The county of Cornwall, in the southwest corner of England, has not only the longest coastline but also the sunniest climate anywhere in Britain. Add the wealth of historical attractions and incredibly scenic countryside and you have a holiday destination that may be the most delightful you’ve ever seen. National Geographic cited Cornwall as one of the world’s greatest places for a driving tour, but arguably it’s the stop-overs that are most entrancing for visitors.
Cornwall’s northwestern coast on the Atlantic, or Celtic Sea, is rugged and relatively wild, while the southern regions offer a more sheltered coastline with safe harbours and swimming beaches; and has earned the name of ‘the Cornish Riviera’. Wherever you go, you’ll find there is more to see and do than could ever be included in a single outing, so we’ll just mention a couple of the possibilities.

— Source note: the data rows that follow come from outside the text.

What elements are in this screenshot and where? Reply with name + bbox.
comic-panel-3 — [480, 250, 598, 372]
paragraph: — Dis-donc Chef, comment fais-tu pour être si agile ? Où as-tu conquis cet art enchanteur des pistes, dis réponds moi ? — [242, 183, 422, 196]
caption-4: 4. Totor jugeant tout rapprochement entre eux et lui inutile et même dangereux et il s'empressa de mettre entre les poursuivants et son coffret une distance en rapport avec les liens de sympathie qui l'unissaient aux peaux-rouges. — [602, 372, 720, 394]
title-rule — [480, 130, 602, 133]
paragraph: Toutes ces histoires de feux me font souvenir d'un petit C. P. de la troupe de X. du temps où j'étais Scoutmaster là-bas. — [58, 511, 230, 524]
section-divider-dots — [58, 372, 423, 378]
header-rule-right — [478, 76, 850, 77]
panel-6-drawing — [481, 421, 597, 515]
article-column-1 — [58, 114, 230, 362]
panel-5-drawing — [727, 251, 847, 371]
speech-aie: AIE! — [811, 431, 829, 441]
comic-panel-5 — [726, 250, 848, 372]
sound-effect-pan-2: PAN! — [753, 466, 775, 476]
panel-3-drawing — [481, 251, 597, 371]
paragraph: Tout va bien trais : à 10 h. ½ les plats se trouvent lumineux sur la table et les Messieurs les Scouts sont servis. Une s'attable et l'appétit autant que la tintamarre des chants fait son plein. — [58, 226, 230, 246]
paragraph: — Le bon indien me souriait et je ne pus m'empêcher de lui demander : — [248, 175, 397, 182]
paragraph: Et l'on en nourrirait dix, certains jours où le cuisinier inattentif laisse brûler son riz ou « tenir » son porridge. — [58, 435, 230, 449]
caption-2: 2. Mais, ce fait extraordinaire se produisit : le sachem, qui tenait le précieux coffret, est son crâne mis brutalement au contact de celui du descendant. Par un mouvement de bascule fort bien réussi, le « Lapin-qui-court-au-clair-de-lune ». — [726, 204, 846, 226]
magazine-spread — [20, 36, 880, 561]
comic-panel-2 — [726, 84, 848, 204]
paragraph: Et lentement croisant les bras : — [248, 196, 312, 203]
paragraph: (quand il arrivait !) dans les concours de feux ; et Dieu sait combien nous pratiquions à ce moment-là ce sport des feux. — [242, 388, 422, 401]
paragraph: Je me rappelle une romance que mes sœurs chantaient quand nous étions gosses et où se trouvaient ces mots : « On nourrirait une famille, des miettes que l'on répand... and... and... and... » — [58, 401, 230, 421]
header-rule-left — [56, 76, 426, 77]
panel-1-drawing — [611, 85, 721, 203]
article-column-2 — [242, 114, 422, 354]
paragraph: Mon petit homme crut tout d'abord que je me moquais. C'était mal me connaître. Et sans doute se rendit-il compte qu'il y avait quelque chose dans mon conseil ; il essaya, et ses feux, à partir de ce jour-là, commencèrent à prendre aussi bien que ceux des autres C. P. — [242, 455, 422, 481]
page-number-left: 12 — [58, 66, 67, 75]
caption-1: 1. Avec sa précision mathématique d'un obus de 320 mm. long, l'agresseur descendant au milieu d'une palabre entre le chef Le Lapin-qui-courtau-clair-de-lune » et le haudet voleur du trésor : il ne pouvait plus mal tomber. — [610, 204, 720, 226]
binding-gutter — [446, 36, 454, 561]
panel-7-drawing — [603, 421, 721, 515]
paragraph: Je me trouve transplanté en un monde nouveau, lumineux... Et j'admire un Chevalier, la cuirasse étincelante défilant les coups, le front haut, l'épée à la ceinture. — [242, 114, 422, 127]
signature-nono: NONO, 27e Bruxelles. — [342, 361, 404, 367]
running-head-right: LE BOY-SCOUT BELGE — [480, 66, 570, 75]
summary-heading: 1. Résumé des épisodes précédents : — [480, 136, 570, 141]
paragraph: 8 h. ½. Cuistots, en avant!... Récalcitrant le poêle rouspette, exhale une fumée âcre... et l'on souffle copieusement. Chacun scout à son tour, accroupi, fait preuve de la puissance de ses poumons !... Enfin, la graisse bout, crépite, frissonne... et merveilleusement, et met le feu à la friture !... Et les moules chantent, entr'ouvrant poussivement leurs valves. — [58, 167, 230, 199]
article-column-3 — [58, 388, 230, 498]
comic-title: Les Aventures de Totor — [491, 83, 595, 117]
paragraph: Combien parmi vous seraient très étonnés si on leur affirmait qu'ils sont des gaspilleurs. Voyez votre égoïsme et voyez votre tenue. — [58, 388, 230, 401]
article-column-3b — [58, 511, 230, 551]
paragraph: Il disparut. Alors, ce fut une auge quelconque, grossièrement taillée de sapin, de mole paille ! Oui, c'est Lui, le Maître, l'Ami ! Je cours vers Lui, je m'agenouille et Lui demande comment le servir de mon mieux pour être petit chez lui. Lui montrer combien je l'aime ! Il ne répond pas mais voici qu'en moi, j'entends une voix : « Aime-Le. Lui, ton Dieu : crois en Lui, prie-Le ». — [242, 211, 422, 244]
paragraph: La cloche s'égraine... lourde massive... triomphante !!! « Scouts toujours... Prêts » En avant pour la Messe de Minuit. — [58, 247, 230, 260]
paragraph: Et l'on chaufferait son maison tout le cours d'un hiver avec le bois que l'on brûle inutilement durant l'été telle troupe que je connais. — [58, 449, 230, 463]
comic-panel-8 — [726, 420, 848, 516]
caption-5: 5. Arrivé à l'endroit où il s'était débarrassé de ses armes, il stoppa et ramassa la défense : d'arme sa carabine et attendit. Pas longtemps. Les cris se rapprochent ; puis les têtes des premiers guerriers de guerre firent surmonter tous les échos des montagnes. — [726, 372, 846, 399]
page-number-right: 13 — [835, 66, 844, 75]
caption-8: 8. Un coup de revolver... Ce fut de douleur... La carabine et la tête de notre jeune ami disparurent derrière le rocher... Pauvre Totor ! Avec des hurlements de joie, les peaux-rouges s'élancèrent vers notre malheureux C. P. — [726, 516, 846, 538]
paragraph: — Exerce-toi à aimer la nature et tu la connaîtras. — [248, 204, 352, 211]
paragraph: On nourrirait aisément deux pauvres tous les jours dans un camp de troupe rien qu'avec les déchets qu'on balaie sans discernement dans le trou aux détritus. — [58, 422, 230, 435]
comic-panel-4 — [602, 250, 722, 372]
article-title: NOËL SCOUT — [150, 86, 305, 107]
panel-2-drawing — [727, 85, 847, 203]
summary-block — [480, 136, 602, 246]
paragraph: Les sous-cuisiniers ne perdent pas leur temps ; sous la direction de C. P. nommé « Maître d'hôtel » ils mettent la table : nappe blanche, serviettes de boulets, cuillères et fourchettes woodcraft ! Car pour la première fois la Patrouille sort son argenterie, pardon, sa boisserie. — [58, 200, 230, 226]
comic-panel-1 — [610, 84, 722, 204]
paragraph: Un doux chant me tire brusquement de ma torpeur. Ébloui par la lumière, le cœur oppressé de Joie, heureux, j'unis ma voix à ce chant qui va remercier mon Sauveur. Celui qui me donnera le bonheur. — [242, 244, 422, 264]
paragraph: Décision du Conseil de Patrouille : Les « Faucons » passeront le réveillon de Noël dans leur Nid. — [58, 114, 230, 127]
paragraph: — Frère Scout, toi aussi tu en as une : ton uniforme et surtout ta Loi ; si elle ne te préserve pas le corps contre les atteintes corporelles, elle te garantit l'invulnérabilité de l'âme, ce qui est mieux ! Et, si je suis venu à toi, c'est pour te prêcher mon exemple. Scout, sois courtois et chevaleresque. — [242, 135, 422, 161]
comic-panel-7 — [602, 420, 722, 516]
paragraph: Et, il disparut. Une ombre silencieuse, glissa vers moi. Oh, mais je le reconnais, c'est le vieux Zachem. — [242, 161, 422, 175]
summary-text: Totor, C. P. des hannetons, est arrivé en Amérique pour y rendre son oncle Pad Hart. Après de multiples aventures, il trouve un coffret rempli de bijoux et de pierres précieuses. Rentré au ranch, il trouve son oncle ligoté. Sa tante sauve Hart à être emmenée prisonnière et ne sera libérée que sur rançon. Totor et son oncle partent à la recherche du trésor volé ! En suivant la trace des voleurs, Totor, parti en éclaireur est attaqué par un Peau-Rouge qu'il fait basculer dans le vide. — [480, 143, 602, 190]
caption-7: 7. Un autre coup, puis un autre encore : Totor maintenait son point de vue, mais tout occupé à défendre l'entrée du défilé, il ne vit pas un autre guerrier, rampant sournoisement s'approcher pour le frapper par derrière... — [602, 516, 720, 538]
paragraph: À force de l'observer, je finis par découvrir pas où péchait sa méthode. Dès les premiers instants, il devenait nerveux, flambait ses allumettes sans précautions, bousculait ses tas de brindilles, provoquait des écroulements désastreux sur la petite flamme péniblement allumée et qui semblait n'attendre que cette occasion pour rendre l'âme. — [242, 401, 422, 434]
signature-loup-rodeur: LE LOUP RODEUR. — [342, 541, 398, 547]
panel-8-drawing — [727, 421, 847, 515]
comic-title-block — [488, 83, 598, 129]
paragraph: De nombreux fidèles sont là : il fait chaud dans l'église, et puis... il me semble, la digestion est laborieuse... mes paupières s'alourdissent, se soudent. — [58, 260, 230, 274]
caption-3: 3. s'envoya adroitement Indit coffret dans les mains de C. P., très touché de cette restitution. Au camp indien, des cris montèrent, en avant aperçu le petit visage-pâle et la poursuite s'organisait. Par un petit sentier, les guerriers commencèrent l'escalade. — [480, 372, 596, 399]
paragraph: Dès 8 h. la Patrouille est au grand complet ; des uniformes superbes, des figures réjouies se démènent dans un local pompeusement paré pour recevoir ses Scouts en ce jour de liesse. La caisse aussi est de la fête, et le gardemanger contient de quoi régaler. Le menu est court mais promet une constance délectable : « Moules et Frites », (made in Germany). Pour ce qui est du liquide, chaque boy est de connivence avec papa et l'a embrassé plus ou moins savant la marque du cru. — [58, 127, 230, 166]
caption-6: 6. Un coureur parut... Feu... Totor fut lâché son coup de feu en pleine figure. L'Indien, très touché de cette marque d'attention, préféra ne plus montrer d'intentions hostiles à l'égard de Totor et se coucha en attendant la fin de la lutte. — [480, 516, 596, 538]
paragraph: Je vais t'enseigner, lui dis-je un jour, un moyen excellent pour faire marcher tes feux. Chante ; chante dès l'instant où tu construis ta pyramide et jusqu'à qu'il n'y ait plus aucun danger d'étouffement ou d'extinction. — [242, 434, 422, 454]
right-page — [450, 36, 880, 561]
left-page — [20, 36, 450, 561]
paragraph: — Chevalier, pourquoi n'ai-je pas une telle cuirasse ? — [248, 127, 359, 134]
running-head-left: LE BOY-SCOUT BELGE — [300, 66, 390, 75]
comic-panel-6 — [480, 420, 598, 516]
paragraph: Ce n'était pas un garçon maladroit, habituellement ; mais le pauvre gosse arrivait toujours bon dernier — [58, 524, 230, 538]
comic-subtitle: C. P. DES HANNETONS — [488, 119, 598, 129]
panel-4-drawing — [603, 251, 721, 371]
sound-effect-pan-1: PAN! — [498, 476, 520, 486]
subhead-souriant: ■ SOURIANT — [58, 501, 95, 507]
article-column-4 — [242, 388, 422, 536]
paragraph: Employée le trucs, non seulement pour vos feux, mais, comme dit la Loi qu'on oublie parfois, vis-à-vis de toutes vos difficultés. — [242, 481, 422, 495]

Newquay is where to be if you want the county’s most inviting beach and surfing spot plus lively nightlife. Seven miles of soft sand and the long warm summer (spring comes in February as a rule) make this a very inviting location.
Just three miles from Newquay, Holywell Bay offers a beautiful mile-long beach owned by the National Trust. The actual Holy Well is either in a cave next to the beach or under the 18th tee of the golf course; depends on who you ask.
If legend were fact, the ruins of King Arthur’s court can be seen at Tintagel, on the wild north coast of Cornwall. It’s a steep climb to reach the castle on its windy headland, but well worth the treat to your imagination.
The Penwith Peninsula, beginning with St. Ives with its famed artist colony and galleries, provides a sensory overload of natural beauty and ancient castles, but there are quite a few memorable bed-and-breakfast accommodations as well as travel parks where you can relax and absorb the ambiance, not to mention possibly the best Cornish pastries in the world.